Amid reports that nearly 800,000 people stranded by the floods can now be reached only by air, the UN put out an SOS for choppers for a disaster that has markedly rendered Pakistan's fetish for F-16 fighter jets irrelevant. "We need at least 40 additional heavy-lift helicopters, working at full capacity, to reach the huge numbers of increasingly desperate people with life-saving relief," Marcus Prior of the World Food Program said in a statement.
India meantime is sitting on some 300 utility choppers spread across its air force, navy, coast guard and army without moving a muscle because of Pakistan's obvious reluctance to accept help from New Delhi. Even that acceptance came after pressure from the US and the international community that hinted that Pakistan could not expect the world to come to its assistance while it selectively spurned help from close quarters.

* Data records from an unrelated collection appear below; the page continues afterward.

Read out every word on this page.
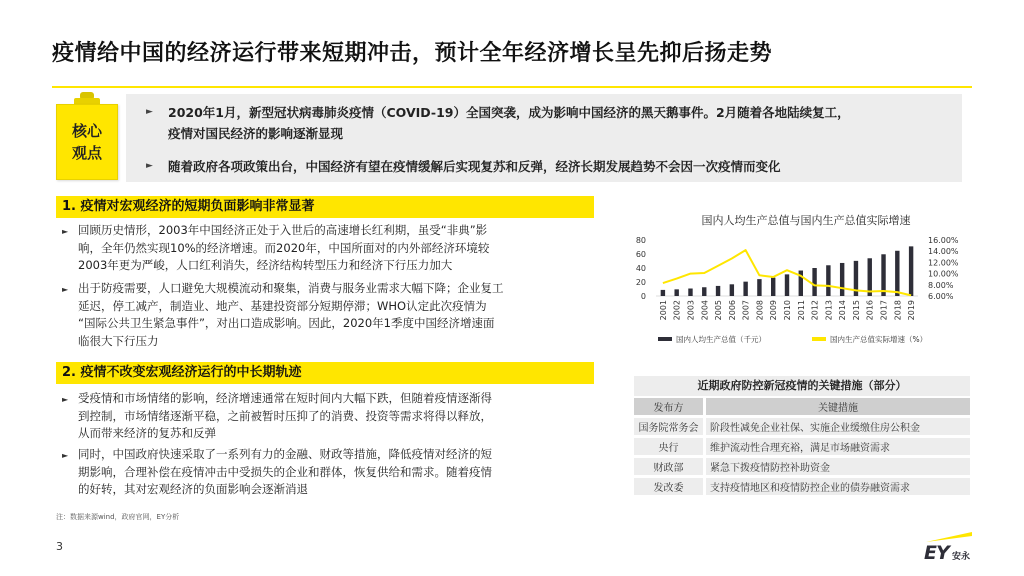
疫情给中国的经济运行带来短期冲击，预计全年经济增长呈先抑后扬走势
核心
观点
►	2020年1月，新型冠状病毒肺炎疫情（COVID-19）全国突袭，成为影响中国经济的黑天鹅事件。2月随着各地陆续复工，
疫情对国民经济的影响逐渐显现
►	随着政府各项政策出台，中国经济有望在疫情缓解后实现复苏和反弹，经济长期发展趋势不会因一次疫情而变化
1. 疫情对宏观经济的短期负面影响非常显著
► 回顾历史情形，2003年中国经济正处于入世后的高速增长红利期，虽受“非典”影
响，全年仍然实现10%的经济增速。而2020年，中国所面对的内外部经济环境较
2003年更为严峻，人口红利消失，经济结构转型压力和经济下行压力加大
► 出于防疫需要，人口避免大规模流动和聚集，消费与服务业需求大幅下降；企业复工
延迟，停工减产，制造业、地产、基建投资部分短期停滞；WHO认定此次疫情为
“国际公共卫生紧急事件”，对出口造成影响。因此，2020年1季度中国经济增速面
临很大下行压力
2. 疫情不改变宏观经济运行的中长期轨迹
► 受疫情和市场情绪的影响，经济增速通常在短时间内大幅下跌，但随着疫情逐渐得
到控制，市场情绪逐渐平稳，之前被暂时压抑了的消费、投资等需求将得以释放，
从而带来经济的复苏和反弹
► 同时，中国政府快速采取了一系列有力的金融、财政等措施，降低疫情对经济的短
期影响，合理补偿在疫情冲击中受损失的企业和群体，恢复供给和需求。随着疫情
的好转，其对宏观经济的负面影响会逐渐消退
注：数据来源wind，政府官网，EY分析
3
国内人均生产总值与国内生产总值实际增速
80
60
40
20
0
16.00%
14.00%
12.00%
10.00%
8.00%
6.00%
2001 2002 2003 2004 2005 2006 2007 2008 2009 2010 2011 2012 2013 2014 2015 2016 2017 2018 2019
国内人均生产总值（千元）	国内生产总值实际增速（%）
近期政府防控新冠疫情的关键措施（部分）
发布方	关键措施
国务院常务会	阶段性减免企业社保、实施企业缓缴住房公积金
央行	维护流动性合理充裕，满足市场融资需求
财政部	紧急下拨疫情防控补助资金
发改委	支持疫情地区和疫情防控企业的债券融资需求
EY 安永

Help from the Indian military for Pakistan even amid its national disaster is a non-starter in the eyes of many because of the adversarial relationship between the two countries. Islamabad's move to accept the $5 million assistance from India has been met with scathing criticism from Pakistan's pro-military circles, with one commentator trashing the government for accepting aid under US pressure and invoking the Kashmir issue even as Pakistan is going down the tubes.

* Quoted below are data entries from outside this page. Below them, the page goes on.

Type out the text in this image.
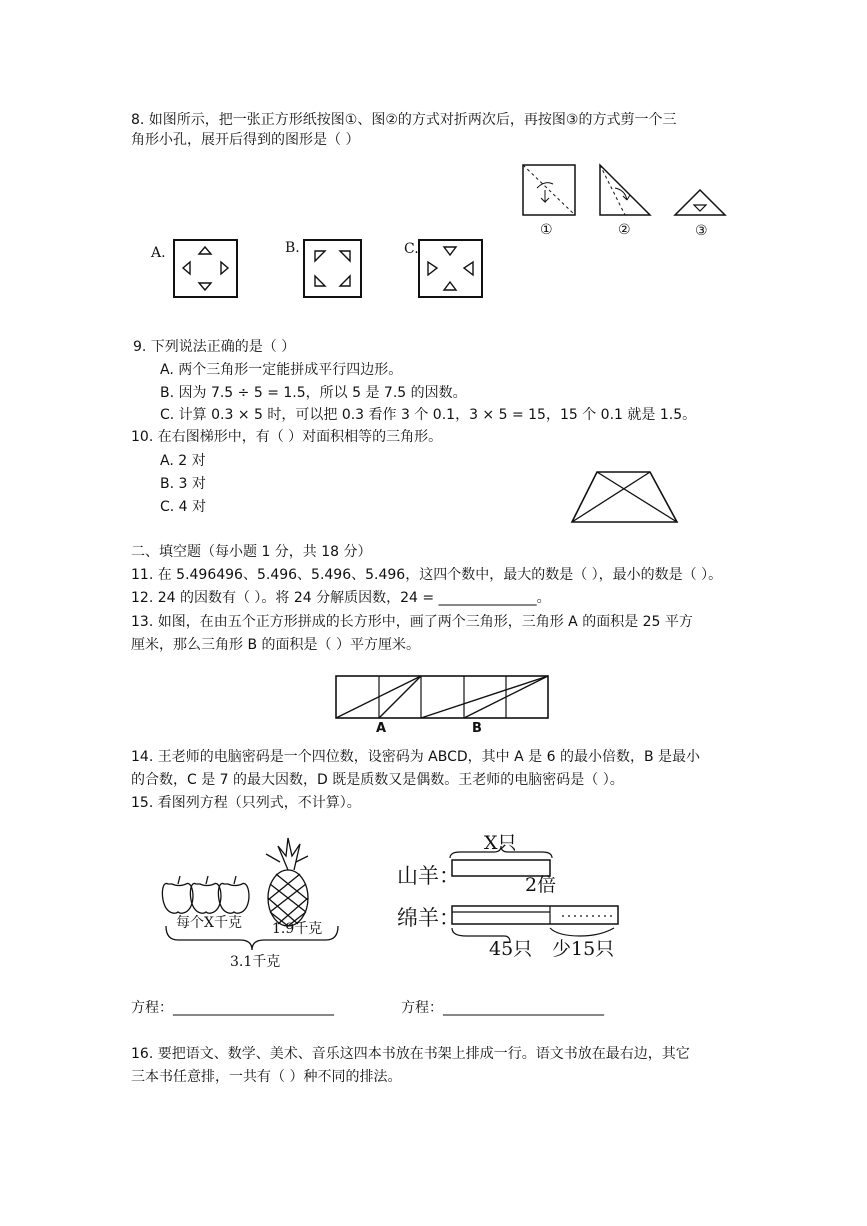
8. 如图所示，把一张正方形纸按图①、图②的方式对折两次后，再按图③的方式剪一个三
角形小孔，展开后得到的图形是（ ）
①	②	③
A.	B.	C.
9. 下列说法正确的是（ ）
A. 两个三角形一定能拼成平行四边形。
B. 因为 7.5 ÷ 5 = 1.5，所以 5 是 7.5 的因数。
C. 计算 0.3 × 5 时，可以把 0.3 看作 3 个 0.1，3 × 5 = 15，15 个 0.1 就是 1.5。
10. 在右图梯形中，有（ ）对面积相等的三角形。
A. 2 对
B. 3 对
C. 4 对
二、填空题（每小题 1 分，共 18 分）
11. 在 5.496496、5.496、5.496、5.496，这四个数中，最大的数是（ ），最小的数是（ ）。
12. 24 的因数有（ ）。将 24 分解质因数，24 = ______________。
13. 如图，在由五个正方形拼成的长方形中，画了两个三角形，三角形 A 的面积是 25 平方
厘米，那么三角形 B 的面积是（ ）平方厘米。
A	B
14. 王老师的电脑密码是一个四位数，设密码为 ABCD，其中 A 是 6 的最小倍数，B 是最小
的合数，C 是 7 的最大因数，D 既是质数又是偶数。王老师的电脑密码是（ ）。
15. 看图列方程（只列式，不计算）。
每个X千克 1.9千克
3.1千克
X只
山羊：	2倍
绵羊：
45只 少15只
方程：_______________________	方程：_______________________
16. 要把语文、数学、美术、音乐这四本书放在书架上排成一行。语文书放在最右边，其它
三本书任意排，一共有（ ）种不同的排法。
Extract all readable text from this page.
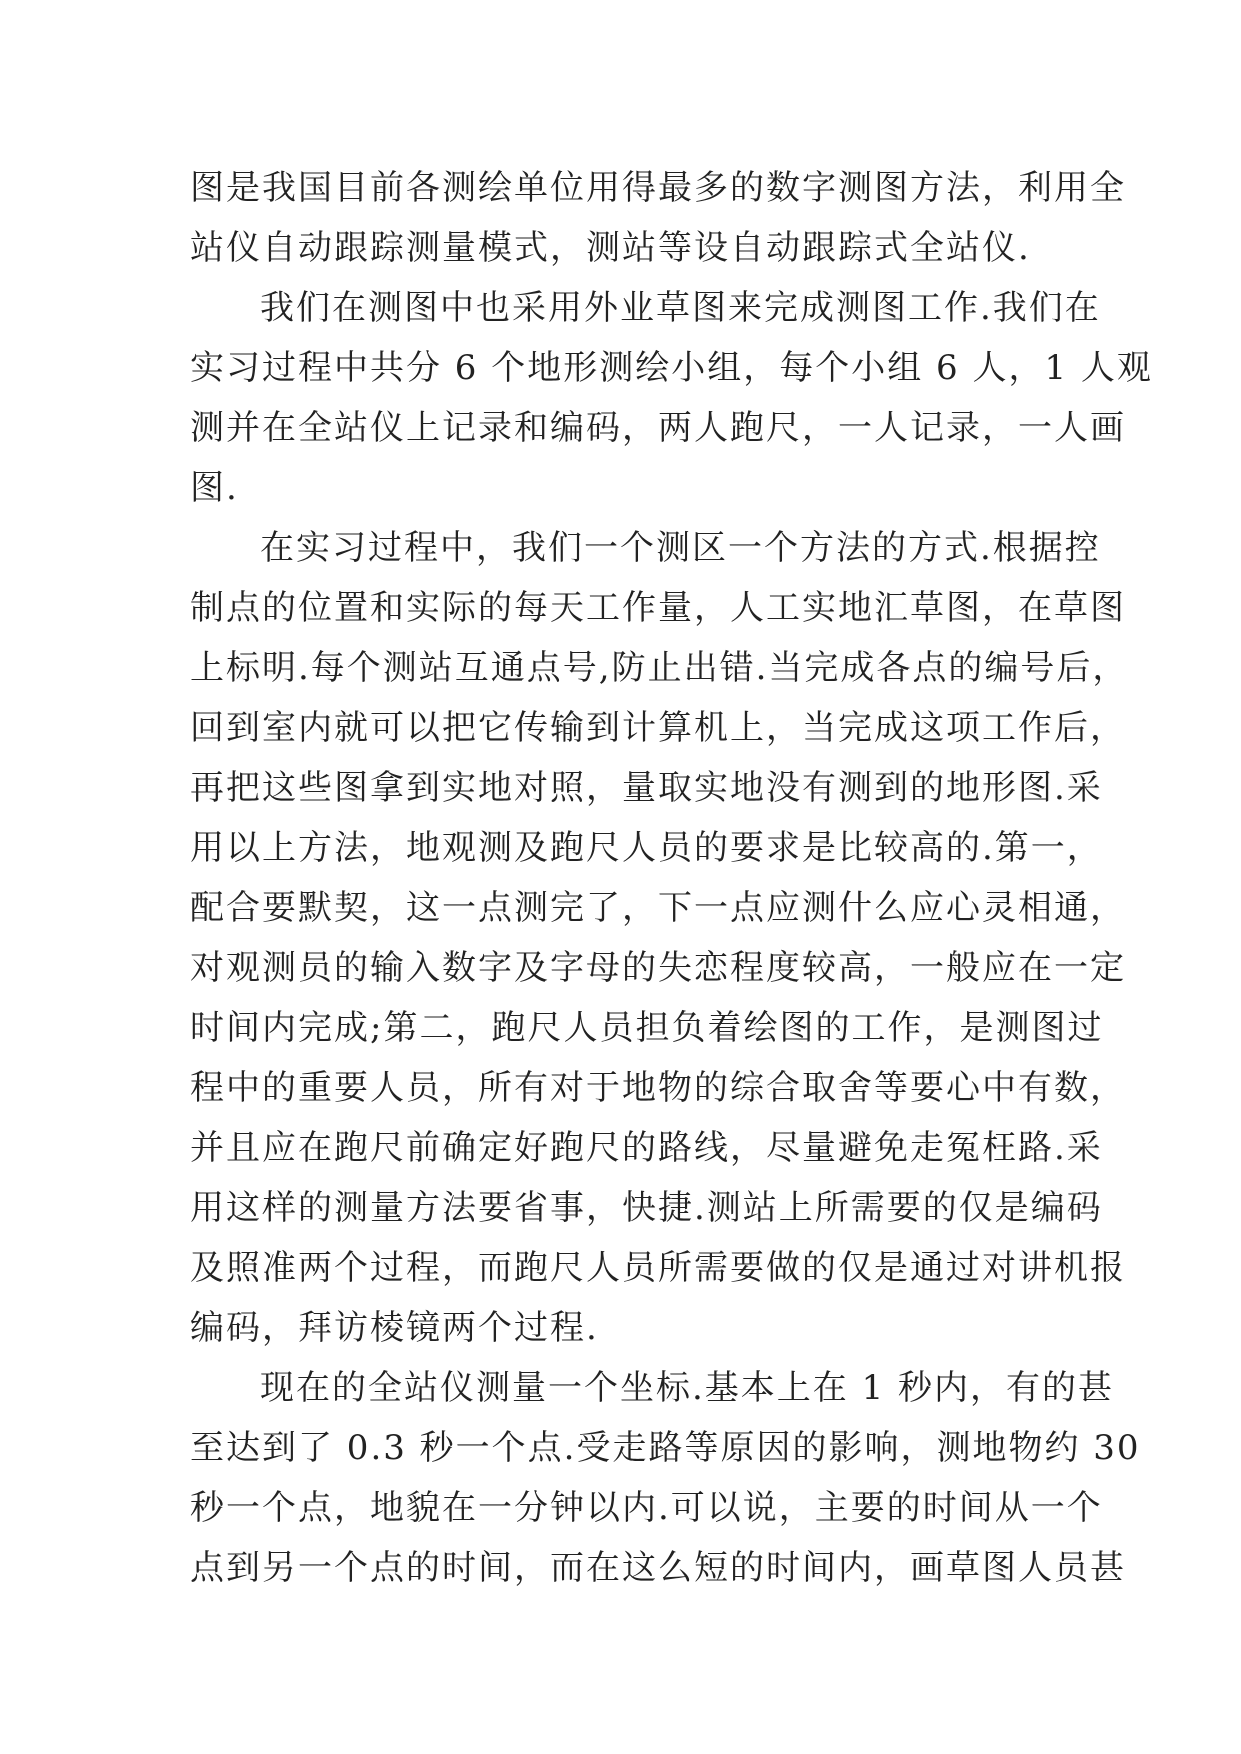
图是我国目前各测绘单位用得最多的数字测图方法，利用全
站仪自动跟踪测量模式，测站等设自动跟踪式全站仪.
我们在测图中也采用外业草图来完成测图工作.我们在
实习过程中共分 6 个地形测绘小组，每个小组 6 人，1 人观
测并在全站仪上记录和编码，两人跑尺，一人记录，一人画
图.
在实习过程中，我们一个测区一个方法的方式.根据控
制点的位置和实际的每天工作量，人工实地汇草图，在草图
上标明.每个测站互通点号,防止出错.当完成各点的编号后，
回到室内就可以把它传输到计算机上，当完成这项工作后，
再把这些图拿到实地对照，量取实地没有测到的地形图.采
用以上方法，地观测及跑尺人员的要求是比较高的.第一，
配合要默契，这一点测完了，下一点应测什么应心灵相通，
对观测员的输入数字及字母的失恋程度较高，一般应在一定
时间内完成;第二，跑尺人员担负着绘图的工作，是测图过
程中的重要人员，所有对于地物的综合取舍等要心中有数，
并且应在跑尺前确定好跑尺的路线，尽量避免走冤枉路.采
用这样的测量方法要省事，快捷.测站上所需要的仅是编码
及照准两个过程，而跑尺人员所需要做的仅是通过对讲机报
编码，拜访棱镜两个过程.
现在的全站仪测量一个坐标.基本上在 1 秒内，有的甚
至达到了 0.3 秒一个点.受走路等原因的影响，测地物约 30
秒一个点，地貌在一分钟以内.可以说，主要的时间从一个
点到另一个点的时间，而在这么短的时间内，画草图人员甚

"This money has the blood of Kashmiris on it and one wonders how our Kashmiri brethren must be feeling as they face the bullets of Indian forces every day and see us taking Indian 'aid'," Shireen Mazari, editor of the Nation newspaper, who is said to be close to the Pakistan military, wrote earlier this week.
Better that their brethren in Pakistan die than be rescued by Indian helicopters? How insulting to the people of Kashmir!
But I do understand why Pakistanis who profit from a perpetual state of war with India might fear the long term effects of generous monetary and material aid from India. Those who live to tell the tale of their survival or rescue may emerge from the flood with a positive, non-demonic image of India. If that ever happens, Pakistani politics will be turned upside down.
When catastrophe happens, the hope is that all parties will unite to mitigate the suffering. One further hopes that, in the process of assisting those who desperately need help, the antagonists will discover that they can work harmoniously and wholeheartedly to meet the most basic human needs of sustenance and shelter and health care. Even as the Indus continues to ravage the country, that's not the spirit of things in Pakistan.